Казалось, парень едва стоял на ногах. Едва он убрал руку с крышки рояля, как его занесло, но он уверенно простёр ладонь над клавишами, готовясь вступить. Целостный, несокрушимый, непокорённый – так я подумала о нём тогда. И мурашки всё-таки пришли.
– Поехали, – Марс возомнил себя Гагариным и начал.
Он коснулся клавиш на удивление мягко и ритмично, начав наигрывать трогательную и красивую мелодию. Родион тоже вступил, делая яркие акценты на определённых нотах. В сравнении с Марсом, он играл импульсивнее, порывистее, резче, а иногда с чрезмерной силой давил на клавиши, что меняло общий характер мелодии с плавной и лёгкой на экспрессивную и эмоциональную.
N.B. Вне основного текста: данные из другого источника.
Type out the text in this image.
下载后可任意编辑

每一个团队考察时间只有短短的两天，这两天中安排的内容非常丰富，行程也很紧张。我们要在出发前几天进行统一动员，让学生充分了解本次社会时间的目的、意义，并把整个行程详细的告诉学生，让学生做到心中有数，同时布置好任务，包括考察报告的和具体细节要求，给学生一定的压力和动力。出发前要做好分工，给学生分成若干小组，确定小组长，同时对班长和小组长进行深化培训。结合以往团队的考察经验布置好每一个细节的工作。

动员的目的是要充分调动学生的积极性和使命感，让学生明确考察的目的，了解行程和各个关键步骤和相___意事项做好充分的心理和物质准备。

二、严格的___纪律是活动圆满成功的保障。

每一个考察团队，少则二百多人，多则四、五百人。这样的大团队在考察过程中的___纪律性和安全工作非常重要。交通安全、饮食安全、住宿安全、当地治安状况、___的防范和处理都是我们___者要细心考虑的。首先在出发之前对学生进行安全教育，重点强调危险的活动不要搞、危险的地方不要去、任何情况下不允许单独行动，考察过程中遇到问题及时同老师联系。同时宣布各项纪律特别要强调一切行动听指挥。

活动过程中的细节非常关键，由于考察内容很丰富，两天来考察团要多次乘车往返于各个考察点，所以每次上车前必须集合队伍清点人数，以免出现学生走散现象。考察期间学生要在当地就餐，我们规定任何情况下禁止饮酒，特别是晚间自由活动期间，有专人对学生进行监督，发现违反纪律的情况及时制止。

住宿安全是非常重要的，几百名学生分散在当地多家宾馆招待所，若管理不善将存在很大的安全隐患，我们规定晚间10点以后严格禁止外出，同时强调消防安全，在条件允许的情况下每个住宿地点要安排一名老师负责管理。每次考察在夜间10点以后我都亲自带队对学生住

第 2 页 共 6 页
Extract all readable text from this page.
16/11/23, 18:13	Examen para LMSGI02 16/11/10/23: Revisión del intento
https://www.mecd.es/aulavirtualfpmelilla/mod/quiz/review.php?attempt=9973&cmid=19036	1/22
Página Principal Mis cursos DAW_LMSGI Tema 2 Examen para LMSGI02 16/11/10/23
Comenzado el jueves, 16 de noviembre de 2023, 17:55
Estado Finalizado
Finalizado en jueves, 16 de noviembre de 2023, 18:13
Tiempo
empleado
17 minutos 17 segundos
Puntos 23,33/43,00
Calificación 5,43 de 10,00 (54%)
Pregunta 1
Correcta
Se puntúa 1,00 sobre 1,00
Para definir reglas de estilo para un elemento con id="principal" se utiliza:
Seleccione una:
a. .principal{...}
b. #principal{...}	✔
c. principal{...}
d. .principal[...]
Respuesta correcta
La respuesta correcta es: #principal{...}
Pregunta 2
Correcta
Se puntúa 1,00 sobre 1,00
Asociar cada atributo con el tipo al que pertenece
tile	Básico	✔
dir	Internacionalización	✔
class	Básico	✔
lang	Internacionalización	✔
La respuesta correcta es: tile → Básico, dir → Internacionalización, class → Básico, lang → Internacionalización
Темперамент и страсть, пыл и экспансия – это был Родион, а нежность, сдержанность и умиротворение – Марс. В этом противопоставлении они дополняли друг друга. Игра в четыре руки отождествляла чувственную и разумную составляющие, которые всё никак не найдут согласие между собой, но и друг без друга не могут, противореча даже в гармонии.
Меньше всего я ожидала от Родиона чего-то подобного. Он снова поразил меня, развёл на эмоции. Я зауважала его с новой силой, ошеломлённая, поняла, что ещё больше влюбляюсь.
Хорошо, что он всё-таки не пел, впечатлений с лихвой хватало от его игры. Пел Саша. Сильно, уверенно, стройно. Голос выше тембром, в другой тональности. Ноты тянул хорошо, все одинаковой высоты, не скакали, местами даже проступали интересные вокальные фишки, но всё-таки его голос звучал не так профессионально, как у Родиона.
Диапазон Саши казался небольшим и превосходным для бэка. Не думаю, что он учился искусству пения. Хотя я могла ошибаться. Не хотелось обижать Сашу, мне понравилось, как он пел. К тому же он искренне наслаждался процессом: это читалось по мимике, жестам и чувственности в голосе. Будь я сентиментальнее, наверное, разрыдалась бы, но и так меня до глубины души тронули и игра, и пение.